Opinião

A propósito da ida de Paulo Portas para a Mota Engil – Raul Almeida

Disse, há dias, ou semanas, que Paulo Portas é uma pessoa de defeitos inegáveis e de qualidades de excepção. Sempre lhe fui leal, mas sempre fiz questão de manter a minha liberdade e independência. Como ficou provado nas últimas eleições, sempre gostei muito de estar na política, mas nunca quis depender do seu exercício.

Quando chegou a hora, cá regressei à carreira profissional que sempre me permitiu fazer política com inteira liberdade. Foi uma condição a que sempre me obriguei: cargos políticos, só por eleição, ou por resultado directamente imputável a eleições.
Vem isto a propósito das notícias de hoje sobre a ida de Paulo Portas para a Mota Engil. Não sendo dos que devem o ar que respiram a Paulo Portas, antes pelo contrário, arrogo-me alguma isenção de análise.

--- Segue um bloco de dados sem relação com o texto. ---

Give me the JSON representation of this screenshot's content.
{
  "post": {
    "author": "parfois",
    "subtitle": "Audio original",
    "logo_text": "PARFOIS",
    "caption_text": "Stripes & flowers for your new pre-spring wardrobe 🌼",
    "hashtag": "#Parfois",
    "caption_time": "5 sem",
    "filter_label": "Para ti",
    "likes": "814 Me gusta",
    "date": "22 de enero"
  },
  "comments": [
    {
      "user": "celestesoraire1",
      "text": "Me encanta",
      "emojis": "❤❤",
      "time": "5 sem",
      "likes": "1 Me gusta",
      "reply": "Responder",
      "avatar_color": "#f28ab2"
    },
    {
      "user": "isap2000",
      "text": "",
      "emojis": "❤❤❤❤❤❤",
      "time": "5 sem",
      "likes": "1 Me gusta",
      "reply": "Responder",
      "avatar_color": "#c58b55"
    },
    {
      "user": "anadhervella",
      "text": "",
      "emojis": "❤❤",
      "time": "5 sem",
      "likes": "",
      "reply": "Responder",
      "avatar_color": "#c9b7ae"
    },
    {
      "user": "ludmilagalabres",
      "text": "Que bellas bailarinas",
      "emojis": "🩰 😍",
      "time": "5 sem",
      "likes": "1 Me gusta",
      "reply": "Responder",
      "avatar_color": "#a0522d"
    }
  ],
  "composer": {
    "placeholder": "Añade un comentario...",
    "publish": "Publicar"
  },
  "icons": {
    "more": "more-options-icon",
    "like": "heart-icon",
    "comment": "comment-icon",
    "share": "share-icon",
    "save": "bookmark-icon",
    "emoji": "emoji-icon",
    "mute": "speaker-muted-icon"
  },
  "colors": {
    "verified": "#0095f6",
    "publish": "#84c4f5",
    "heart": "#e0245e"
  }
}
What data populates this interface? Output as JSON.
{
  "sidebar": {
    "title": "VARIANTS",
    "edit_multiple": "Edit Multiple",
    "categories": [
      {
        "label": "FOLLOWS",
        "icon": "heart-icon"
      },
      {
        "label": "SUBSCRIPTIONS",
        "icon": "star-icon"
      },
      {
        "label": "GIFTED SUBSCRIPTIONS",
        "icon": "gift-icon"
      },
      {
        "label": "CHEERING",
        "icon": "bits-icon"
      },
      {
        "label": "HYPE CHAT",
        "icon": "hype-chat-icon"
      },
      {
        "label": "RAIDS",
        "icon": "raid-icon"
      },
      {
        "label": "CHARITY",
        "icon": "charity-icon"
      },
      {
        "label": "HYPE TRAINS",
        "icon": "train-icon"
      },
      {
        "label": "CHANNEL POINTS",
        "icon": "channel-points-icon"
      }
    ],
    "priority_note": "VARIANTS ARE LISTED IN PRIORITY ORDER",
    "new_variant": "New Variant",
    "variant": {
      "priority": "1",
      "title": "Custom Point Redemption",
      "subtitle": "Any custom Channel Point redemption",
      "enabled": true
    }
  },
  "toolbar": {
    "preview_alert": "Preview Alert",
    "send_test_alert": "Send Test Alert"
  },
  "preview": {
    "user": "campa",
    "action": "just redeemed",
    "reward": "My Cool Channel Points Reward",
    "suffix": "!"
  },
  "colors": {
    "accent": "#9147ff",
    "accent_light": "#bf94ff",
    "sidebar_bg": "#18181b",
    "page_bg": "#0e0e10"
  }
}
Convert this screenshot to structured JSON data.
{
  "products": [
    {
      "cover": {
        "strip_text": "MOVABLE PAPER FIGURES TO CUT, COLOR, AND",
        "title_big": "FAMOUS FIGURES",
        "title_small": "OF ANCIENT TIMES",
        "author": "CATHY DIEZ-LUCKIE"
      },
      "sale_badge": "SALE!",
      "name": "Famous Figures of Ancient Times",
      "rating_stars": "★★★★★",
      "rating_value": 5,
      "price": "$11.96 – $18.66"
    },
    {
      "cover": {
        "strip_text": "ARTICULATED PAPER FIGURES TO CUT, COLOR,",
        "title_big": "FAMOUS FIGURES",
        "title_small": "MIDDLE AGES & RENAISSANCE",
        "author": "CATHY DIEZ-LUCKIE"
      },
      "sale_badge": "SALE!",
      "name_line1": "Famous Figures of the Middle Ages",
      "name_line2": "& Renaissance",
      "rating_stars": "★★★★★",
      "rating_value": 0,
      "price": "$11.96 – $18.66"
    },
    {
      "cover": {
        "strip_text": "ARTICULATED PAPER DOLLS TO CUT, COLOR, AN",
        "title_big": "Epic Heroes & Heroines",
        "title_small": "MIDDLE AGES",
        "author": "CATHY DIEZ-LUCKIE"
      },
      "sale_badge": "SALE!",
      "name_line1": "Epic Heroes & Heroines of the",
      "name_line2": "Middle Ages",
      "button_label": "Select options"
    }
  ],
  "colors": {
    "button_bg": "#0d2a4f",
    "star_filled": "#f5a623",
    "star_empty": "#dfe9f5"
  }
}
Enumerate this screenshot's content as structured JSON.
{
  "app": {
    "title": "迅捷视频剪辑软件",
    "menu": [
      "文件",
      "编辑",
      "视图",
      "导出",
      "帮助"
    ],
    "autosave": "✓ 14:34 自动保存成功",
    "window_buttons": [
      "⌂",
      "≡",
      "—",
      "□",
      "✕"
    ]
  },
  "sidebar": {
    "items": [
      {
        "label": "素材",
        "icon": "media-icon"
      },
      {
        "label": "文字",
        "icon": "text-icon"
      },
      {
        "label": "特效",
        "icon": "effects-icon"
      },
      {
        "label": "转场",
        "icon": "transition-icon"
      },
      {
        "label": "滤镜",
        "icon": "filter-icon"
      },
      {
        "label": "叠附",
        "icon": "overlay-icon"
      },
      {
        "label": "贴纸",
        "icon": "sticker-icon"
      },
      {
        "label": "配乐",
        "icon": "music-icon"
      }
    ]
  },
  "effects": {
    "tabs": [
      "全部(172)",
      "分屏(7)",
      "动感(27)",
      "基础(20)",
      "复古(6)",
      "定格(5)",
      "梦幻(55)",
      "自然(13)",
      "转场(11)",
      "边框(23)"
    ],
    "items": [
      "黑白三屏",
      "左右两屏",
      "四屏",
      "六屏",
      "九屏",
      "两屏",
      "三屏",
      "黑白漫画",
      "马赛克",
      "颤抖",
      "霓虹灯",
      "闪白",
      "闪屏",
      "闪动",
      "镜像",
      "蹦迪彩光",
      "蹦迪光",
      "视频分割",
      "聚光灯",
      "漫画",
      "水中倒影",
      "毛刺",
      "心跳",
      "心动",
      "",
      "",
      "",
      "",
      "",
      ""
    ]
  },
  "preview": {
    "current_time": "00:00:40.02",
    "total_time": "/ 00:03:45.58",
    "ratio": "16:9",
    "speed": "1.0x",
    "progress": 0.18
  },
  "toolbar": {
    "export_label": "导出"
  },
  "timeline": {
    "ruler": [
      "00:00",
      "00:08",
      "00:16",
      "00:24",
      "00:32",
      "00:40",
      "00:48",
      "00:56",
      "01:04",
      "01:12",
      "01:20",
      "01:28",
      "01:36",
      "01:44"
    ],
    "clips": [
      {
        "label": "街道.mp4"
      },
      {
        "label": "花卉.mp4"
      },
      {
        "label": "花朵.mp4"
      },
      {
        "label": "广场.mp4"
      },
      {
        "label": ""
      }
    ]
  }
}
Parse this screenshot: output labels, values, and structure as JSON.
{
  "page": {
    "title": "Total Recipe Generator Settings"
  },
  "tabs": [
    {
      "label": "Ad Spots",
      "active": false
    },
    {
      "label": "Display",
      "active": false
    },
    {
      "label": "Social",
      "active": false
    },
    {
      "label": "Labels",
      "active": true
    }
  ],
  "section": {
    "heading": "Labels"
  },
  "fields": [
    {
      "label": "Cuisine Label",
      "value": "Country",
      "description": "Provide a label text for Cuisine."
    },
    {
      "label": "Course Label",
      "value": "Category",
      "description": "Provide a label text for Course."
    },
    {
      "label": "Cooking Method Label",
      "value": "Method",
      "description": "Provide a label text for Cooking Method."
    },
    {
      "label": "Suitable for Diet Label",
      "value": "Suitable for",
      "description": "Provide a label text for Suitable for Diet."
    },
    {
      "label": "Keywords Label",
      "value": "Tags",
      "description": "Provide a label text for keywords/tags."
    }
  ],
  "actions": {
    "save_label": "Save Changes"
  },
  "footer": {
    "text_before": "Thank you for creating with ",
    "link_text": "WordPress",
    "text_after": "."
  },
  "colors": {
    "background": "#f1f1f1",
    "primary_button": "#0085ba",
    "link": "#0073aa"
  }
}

Se discordei de muito do seu último consulado na gestão do CDS, se o achei no passado um Ministro da Defesa digno, mas àquem das capacidades que lhe conheço, não posso deixar de dizer que, no Governo de Coligação, Paulo Portas foi um Estadista do melhor que Portugal já conheceu, com irrevogável e tudo. Portas e Passos Coelho estiveram à altura de um dos momentos mais difíceis da nossa história recente, como muitíssimo poucos mostraram capacidade e carácter para enfrentar.

Portas fez um interregno na sua vida pública. Não é homem de ficar parado; nunca foi. Ganhou um capital de conhecimentos, simpatia e influência real na vida económica e nas relações internacionais, por mérito próprio. Não tutelou directa, ou indirectamente a área de negócio onde irá trabalhar. Não é, pela sua condição política, um “abre portas” no actual governo. Não consta que na sua acção governativa tenha privilegiado a Mota Engil em detrimento de outras construtoras. Não pode, portanto ser comparado a outros casos passados.

Se me perguntarem, preferia ver os talentos de Paulo Portas a render ao serviço país como um todo, mas obviamente o actual governo nunca o permitiria, nem o patrocinaria com o sentido de Estado que a direita tem demonstrado com Guterres.

Portanto, prefiro vê-lo a ajudar a criar riqueza em Portugal, do que num consórcio estrangeiro, ou a ajudar um outro Estado que não o nosso.
Não é o mais fácil ou popular de dizer, mas procupa-me mais quem irresponsavelmente afunda todos os dias o país que Portas ajudou a recuperar.